EU ambassadors mull raising the bar on biofuels

(AP)

Published
By Reuters
 

European Union member states will discuss ways to prevent harmful consequences from biofuel production later on Wednesday, including a two-phase approach to carbon dioxide savings.

The green credentials of biofuels have come under attack in recent months over fears that they compete for farming land and push up food prices around the world.

In Europe, proposals by the European Commission to source 10 per cent of road transport fuels from renewable sources like crops and biomass by 2020 have been called into question.

Faced with growing unease, EU countries and the Commission - the EU executive – have set up a working group to tighten the criteria ensuring biofuel production does not cause social or environmental harm.

The standards include a stipulation that biofuels represent a 35 per cent carbon dioxide saving compared with oil, addressing concerns that some sources like US maize generate nearly as much CO2 during production as the fossil fuels they replace.

Ambassadors will meet in Brussels later on Wednesday to discuss a report by that working group and will focus on deciding a goal for CO2 savings, starting at 35 per cent and raising the standard at a later date.

"There is agreement on the presidency suggestion of a two-step approach to CO2 savings," said an official from the current Slovenian presidency of the EU. The percentage and timing of the second step had not yet been decided, EU sources added.

Ambassadors will discuss environmental standards for biofuels production and whether to try to police social conditions and labour rights in biofuel-producing countries.
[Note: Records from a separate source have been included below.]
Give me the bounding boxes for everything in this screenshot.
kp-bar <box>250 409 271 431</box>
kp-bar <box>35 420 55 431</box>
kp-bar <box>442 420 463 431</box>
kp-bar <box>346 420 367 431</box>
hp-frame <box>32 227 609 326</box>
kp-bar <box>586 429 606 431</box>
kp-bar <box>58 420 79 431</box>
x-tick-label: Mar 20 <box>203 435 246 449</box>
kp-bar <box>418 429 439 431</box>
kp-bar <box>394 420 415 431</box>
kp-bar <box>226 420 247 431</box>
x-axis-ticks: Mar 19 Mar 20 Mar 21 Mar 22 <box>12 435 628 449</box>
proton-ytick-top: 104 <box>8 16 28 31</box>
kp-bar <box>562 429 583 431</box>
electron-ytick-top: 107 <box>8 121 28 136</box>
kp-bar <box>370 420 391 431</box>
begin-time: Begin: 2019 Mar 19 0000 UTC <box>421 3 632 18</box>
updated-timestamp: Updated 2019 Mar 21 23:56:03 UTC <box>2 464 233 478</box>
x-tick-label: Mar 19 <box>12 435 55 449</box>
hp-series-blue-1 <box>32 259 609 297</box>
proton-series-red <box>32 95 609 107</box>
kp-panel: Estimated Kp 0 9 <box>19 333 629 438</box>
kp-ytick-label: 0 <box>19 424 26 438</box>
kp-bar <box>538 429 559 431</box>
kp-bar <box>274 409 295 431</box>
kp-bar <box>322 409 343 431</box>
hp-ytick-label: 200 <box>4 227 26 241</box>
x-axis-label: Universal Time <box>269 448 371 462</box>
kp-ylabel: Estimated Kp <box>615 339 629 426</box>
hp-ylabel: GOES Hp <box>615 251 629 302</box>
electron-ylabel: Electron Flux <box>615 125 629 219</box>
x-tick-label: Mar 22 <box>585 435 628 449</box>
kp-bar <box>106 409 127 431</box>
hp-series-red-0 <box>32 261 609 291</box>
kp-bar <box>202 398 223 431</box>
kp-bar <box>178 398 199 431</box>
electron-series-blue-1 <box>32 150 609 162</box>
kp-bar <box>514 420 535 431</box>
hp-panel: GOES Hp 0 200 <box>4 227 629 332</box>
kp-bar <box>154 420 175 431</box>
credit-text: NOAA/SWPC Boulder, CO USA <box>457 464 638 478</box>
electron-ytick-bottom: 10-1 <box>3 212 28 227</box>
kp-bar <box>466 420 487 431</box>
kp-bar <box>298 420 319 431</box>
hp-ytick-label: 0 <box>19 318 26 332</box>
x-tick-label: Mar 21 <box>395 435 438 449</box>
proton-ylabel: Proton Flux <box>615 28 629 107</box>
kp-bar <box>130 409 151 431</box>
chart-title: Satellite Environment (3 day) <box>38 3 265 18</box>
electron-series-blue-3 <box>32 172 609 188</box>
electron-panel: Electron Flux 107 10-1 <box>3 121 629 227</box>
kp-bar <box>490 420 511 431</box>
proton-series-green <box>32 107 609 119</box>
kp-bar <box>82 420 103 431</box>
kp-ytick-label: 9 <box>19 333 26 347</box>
Discussions in the EU working group have included the possibility of demanding that biofuel producers meet with International Labour Organisation standards, EU sources said, but such measures are not universally accepted.

"It is worth asking if social conditions tied to biofuel exports make sense," EU trade commissioner Peter Mandelson wrote in an article last week. "Why should we suggest there is an obligation on producers who export sugar cane biofuel, but not on those who export plain sugar cane?"